Zeitung Heute : Der Chef des Deutschen Journalisten-Verbandes, Hermann Meyn, im Interview

Was ist aus Ihrer Sicht der Konfliktpunkt bei der

Was ist aus Ihrer Sicht der Konfliktpunkt bei der "Sächsischen Zeitung"?

Das Problem besteht darin, dass es sich um eine gutsituierte Zeitung handelt, die seit Jahren Gewinne macht. Auch heute noch. Das gibt die Geschäftsleitung zu. Sie möchte aber offensichtlich ihren Profit erhöhen, und deshalb bildet sie Gesellschaften für sechs Lokalredaktionen, für die der Haustarifvertrag nicht mehr gelten soll. Aus Verlagssicht ist das eine Perspektive, da die Einsparungen vor allem in den nächsten Jahren einsetzen, wenn die Mitarbeiter dieser Redaktionen nicht mehr automatisch an den linearen Gehaltserhöhungen teilnehmen. Zu fürchten ist weiterhin: hier geht es ums Prinzip. Hier wird offensichtlich ein betuchter Verlag vorgeschickt, um auszuprobieren, wie weit man gehen kann. Ich vermute, dass es Absprachen bei den Zeitungsverlegern gibt, die in die Richtung gehen, es muss einmal ein Exempel statuiert werden. Wenn sich Betriebsrat, Gewerkschaften und Mitarbeiter diese Auslagerung bei einem solchen Unternehmen gefallen lassen, dann befürchte ich einen Dammbruch, weil dann andere Verlage, denen es im Osten längst nicht so gut geht, nachziehen werden.

Nun hat das herausgebende Dresdner Druck- und Verlagshaus beträchtliche Auflagenverluste und Gewinneinbußen zu verzeichnen.
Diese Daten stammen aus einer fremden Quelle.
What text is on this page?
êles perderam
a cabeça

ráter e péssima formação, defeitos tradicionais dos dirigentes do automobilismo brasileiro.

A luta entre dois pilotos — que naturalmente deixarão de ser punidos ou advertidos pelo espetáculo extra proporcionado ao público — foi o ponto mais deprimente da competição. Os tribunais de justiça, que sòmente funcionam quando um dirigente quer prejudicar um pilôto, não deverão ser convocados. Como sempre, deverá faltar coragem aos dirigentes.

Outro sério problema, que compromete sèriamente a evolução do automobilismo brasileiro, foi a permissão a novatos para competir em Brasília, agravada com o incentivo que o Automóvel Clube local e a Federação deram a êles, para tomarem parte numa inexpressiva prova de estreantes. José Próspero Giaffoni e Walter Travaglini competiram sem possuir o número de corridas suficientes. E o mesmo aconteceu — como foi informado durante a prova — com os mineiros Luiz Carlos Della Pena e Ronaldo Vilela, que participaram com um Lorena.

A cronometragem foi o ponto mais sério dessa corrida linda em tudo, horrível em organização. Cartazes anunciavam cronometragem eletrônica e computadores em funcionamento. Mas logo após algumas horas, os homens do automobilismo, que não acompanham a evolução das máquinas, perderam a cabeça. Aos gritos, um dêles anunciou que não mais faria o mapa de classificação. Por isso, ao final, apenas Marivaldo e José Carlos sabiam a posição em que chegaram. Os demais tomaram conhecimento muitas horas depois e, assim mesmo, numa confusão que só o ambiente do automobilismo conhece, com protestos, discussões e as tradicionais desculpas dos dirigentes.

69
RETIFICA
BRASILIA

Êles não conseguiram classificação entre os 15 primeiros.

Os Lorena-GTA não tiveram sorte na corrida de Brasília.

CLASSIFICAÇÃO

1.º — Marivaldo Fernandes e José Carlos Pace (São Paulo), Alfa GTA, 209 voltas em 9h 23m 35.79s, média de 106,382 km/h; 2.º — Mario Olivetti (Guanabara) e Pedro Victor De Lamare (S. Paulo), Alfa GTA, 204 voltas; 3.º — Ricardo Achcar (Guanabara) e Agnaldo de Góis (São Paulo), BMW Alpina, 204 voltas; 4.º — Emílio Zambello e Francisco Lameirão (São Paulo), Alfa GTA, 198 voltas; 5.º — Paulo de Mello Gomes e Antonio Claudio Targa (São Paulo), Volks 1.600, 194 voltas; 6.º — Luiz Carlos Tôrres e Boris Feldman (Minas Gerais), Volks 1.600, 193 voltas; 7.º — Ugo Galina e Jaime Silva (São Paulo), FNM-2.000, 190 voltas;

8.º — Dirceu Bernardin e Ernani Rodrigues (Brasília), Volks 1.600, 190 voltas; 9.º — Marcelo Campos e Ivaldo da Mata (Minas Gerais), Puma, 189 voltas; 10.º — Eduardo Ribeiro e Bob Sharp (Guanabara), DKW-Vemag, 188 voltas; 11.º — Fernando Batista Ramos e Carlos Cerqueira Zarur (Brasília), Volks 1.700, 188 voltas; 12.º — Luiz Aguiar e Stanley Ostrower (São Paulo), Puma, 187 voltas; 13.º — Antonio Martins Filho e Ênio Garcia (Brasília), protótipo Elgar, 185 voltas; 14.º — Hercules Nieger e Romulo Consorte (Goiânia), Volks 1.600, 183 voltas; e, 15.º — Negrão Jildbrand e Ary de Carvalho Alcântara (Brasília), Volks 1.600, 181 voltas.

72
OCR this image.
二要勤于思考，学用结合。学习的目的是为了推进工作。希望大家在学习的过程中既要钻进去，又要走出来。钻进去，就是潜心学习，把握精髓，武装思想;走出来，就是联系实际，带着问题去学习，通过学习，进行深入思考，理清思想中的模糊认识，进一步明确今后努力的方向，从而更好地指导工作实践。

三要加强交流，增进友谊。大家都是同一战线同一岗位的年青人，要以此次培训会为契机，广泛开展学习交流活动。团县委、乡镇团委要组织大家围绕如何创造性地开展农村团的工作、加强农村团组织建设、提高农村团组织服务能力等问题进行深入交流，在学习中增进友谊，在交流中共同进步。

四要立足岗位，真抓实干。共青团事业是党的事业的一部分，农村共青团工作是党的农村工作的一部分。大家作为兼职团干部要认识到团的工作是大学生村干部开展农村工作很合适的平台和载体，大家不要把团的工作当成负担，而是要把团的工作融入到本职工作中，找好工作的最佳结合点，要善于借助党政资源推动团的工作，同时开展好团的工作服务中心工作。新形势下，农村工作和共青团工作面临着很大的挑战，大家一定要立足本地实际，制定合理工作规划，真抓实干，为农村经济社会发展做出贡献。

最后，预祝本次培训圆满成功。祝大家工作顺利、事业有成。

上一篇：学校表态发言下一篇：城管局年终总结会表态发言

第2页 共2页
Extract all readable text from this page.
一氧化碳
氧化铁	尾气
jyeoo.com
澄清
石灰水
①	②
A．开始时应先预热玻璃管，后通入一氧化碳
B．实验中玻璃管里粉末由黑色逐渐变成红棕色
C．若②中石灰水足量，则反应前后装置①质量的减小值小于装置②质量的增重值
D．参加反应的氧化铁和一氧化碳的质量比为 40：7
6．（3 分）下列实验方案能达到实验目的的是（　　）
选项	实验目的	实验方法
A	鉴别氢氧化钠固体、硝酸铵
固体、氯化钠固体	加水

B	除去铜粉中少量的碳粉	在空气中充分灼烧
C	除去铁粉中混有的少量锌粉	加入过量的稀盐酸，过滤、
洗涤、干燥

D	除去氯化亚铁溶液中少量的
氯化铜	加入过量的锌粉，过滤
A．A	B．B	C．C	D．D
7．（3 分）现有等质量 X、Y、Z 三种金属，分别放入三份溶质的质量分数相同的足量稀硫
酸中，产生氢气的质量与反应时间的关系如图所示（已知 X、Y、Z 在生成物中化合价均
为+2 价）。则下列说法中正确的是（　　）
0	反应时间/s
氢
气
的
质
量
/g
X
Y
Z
Muss ein Unternehmen da nicht reagieren, ehe die schwarzen zu roten Zahlen werden?

Es ist richtig, die Ertragslage hat sich im letzten Jahr verschlechtert. Aber sie ist nicht so, dass sie zu den unsozialen Auslagerungen berechtigt. Hinter der "Sächsischen Zeitung" stehen zwei große Partner: einerseits der Zeitschriftenriese Gruner + Jahr, auf der anderen Seite mit 40 Prozent die SPD.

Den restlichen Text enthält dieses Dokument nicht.